We can also use the confusionMatrix function from the caret package to build a fancier confusion matrix for us.

confusionMatrix(confusion_matrix)
## Confusion Matrix and Statistics
## 
##             training_predictions
## ground_truth  0  1
##            0 18 23
##            1 10 49
##                                           
##                Accuracy : 0.67            
##                  95% CI : (0.5688, 0.7608)
##     No Information Rate : 0.72            
##     P-Value [Acc > NIR] : 0.88840         
##                                           
##                   Kappa : 0.2832          
##                                           
##  Mcnemar's Test P-Value : 0.03671         
##                                           
##             Sensitivity : 0.6429          
##             Specificity : 0.6806          
##          Pos Pred Value : 0.4390          
##          Neg Pred Value : 0.8305          
##              Prevalence : 0.2800          
##          Detection Rate : 0.1800          
##    Detection Prevalence : 0.4100          
##       Balanced Accuracy : 0.6617          
##                                           
##        'Positive' Class : 0               
## 

18.5 Using our decision tree to make a prediction

Let’s pretend that a mysterious new senator shows up to join the US senate one day (ignoring any and all laws that would prevent this from happening in reality).

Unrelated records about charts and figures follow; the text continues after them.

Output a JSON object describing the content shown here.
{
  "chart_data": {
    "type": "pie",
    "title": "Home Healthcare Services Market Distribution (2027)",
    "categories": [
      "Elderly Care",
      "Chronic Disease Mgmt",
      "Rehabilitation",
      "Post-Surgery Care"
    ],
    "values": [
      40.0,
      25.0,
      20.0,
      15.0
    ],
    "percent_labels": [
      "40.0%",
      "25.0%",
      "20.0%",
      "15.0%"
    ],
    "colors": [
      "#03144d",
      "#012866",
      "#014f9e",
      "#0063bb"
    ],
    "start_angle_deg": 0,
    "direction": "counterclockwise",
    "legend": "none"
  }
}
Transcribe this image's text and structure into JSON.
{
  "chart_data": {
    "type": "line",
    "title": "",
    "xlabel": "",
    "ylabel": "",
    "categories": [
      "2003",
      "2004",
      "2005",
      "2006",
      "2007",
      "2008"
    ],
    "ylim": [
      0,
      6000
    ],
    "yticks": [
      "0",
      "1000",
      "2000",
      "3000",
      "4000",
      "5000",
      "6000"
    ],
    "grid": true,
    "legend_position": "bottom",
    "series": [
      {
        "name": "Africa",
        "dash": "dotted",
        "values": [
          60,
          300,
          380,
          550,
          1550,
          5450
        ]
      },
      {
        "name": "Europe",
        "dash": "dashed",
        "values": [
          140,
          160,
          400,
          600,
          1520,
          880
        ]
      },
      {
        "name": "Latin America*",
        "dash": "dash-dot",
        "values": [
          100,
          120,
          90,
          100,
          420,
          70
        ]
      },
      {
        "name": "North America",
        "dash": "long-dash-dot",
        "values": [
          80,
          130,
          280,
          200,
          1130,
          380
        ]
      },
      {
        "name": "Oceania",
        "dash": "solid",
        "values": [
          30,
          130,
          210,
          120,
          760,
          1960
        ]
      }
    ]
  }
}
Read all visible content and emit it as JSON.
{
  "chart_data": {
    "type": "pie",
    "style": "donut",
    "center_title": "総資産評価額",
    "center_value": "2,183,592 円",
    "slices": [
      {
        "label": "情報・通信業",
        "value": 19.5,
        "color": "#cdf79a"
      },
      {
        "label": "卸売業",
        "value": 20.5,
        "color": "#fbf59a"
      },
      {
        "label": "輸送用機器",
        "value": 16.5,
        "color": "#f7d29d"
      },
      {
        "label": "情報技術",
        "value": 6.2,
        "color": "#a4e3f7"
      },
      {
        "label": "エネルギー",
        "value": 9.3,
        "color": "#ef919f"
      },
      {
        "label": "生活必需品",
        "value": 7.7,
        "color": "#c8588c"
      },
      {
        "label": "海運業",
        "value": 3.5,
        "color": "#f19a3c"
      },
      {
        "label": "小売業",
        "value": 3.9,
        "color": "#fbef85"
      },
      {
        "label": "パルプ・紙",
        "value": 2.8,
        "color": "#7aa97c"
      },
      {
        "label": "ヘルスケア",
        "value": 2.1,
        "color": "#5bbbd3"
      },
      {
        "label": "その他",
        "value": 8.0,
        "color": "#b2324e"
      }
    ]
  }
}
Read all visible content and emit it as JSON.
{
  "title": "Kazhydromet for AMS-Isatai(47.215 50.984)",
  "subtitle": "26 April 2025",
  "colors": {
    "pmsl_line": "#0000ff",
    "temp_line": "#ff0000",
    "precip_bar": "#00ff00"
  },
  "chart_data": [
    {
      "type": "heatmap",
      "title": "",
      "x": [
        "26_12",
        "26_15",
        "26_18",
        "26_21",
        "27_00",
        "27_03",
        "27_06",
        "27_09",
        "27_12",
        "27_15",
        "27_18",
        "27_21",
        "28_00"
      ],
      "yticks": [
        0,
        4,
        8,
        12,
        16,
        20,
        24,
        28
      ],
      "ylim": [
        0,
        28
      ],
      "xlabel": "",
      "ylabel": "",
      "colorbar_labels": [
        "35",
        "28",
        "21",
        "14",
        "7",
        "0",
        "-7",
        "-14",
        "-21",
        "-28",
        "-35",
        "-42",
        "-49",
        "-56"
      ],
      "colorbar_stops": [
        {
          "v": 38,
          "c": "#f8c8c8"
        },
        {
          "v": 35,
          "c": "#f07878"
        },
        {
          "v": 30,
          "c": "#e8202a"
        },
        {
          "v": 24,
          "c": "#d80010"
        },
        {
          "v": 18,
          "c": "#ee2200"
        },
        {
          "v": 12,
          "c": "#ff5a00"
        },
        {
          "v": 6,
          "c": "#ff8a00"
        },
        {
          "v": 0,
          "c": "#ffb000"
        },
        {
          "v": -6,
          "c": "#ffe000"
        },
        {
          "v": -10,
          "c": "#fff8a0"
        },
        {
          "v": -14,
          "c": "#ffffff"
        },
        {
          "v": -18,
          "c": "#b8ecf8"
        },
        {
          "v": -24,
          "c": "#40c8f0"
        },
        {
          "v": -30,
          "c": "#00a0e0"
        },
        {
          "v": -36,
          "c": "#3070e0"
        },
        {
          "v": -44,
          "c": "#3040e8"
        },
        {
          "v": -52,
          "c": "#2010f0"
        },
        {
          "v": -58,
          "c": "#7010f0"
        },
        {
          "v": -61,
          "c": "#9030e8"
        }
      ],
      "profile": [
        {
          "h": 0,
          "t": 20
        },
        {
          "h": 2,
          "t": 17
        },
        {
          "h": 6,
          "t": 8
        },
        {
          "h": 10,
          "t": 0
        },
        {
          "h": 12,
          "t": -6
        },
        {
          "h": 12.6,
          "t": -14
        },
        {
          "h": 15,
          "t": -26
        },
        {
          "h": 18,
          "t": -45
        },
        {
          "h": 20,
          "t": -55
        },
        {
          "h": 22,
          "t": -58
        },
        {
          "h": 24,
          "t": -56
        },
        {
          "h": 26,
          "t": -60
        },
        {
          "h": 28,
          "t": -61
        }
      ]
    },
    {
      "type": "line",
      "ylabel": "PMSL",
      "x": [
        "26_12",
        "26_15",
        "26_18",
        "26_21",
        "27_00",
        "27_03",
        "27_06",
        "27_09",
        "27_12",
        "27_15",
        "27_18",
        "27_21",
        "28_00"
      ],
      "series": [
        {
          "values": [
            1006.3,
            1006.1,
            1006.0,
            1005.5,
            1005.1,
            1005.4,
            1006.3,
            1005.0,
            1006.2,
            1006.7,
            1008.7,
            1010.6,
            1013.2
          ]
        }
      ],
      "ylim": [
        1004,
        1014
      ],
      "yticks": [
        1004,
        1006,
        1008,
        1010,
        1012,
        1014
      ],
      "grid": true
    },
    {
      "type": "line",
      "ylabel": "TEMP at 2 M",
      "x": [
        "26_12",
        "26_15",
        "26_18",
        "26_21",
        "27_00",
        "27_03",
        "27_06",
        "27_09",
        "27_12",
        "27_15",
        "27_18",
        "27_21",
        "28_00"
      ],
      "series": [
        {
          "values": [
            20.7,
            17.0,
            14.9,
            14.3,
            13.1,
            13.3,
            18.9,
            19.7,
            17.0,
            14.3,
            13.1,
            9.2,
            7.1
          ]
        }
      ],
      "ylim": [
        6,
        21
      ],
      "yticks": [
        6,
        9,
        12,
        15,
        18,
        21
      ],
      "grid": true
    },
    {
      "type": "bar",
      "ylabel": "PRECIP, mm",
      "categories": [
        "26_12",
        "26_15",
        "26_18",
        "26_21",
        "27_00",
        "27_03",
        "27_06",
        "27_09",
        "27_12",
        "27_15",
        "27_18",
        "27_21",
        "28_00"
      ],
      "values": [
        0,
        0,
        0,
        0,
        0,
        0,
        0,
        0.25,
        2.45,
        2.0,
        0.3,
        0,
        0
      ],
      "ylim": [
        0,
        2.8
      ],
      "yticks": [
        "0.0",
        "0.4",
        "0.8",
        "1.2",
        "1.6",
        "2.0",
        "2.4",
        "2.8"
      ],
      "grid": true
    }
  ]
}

# Make an empty dataframe w/correct attributes to hold new senator.
new_senator <- senator_data[0,0:13]
# Bind new mystery senator to empty dataframe
new_senator <- rbind(
  new_senator,
  list(
    fist="Mystery",
    last="Senator",
    pol="I",
    age=42,
    law=0,
    mil=0,
    soc=0,
    edu=0,
    med=0,
    bus=0,
    agr=0,
    fin=0,
    years=0
  )
)
# Turn new senator columsn into factors where appropriate
new_senator$pol <- as.factor(new_senator$pol)
new_senator$law <- as.factor(new_senator$law)
new_senator$mil <- as.factor(new_senator$mil)
new_senator$soc <- as.factor(new_senator$soc)
new_senator$edu <- as.factor(new_senator$edu)
new_senator$med <- as.factor(new_senator$med)
new_senator$bus <- as.factor(new_senator$bus)
new_senator$agr <- as.factor(new_senator$agr)
new_senator$fin <- as.factor(new_senator$fin)
# I know that was all a little annoying just to predict a hand-crafted example.
# Usually the things you want to predict are in a file, so it's less annoying to
# load them in from file...
result <- predict(
  model,
  newdata=new_senator,
  type="class"
)
result[[1]]
## [1] 0
## Levels: 0 1

It looks like we would predict that Mystery Senator would not have voter approval (according to our model).

18.6 Exercises

  • Identify any lines of code that you do not understand. Use the documentation to figure out what is going on.
  • Describe the decision tree. What is the most informative attribute for determining whether or not a senator has voter approval?
  • How would you describe the performance of our model? What is its training error?
  • Try adjusting the attributes for the Mystery Senator we created. What attributes can you change to change our model’s prediction?
  • Identify a dataset that might be interesting to build a decision tree model for.
    • Load that dataset into R
    • Partition the data into a training and testing set (i.e., split the rows)
    • Use rpart to build a decision tree using the training set.
    • What is the accuracy of your model on the training set?
    • What is the accuracy of your model on the testing set?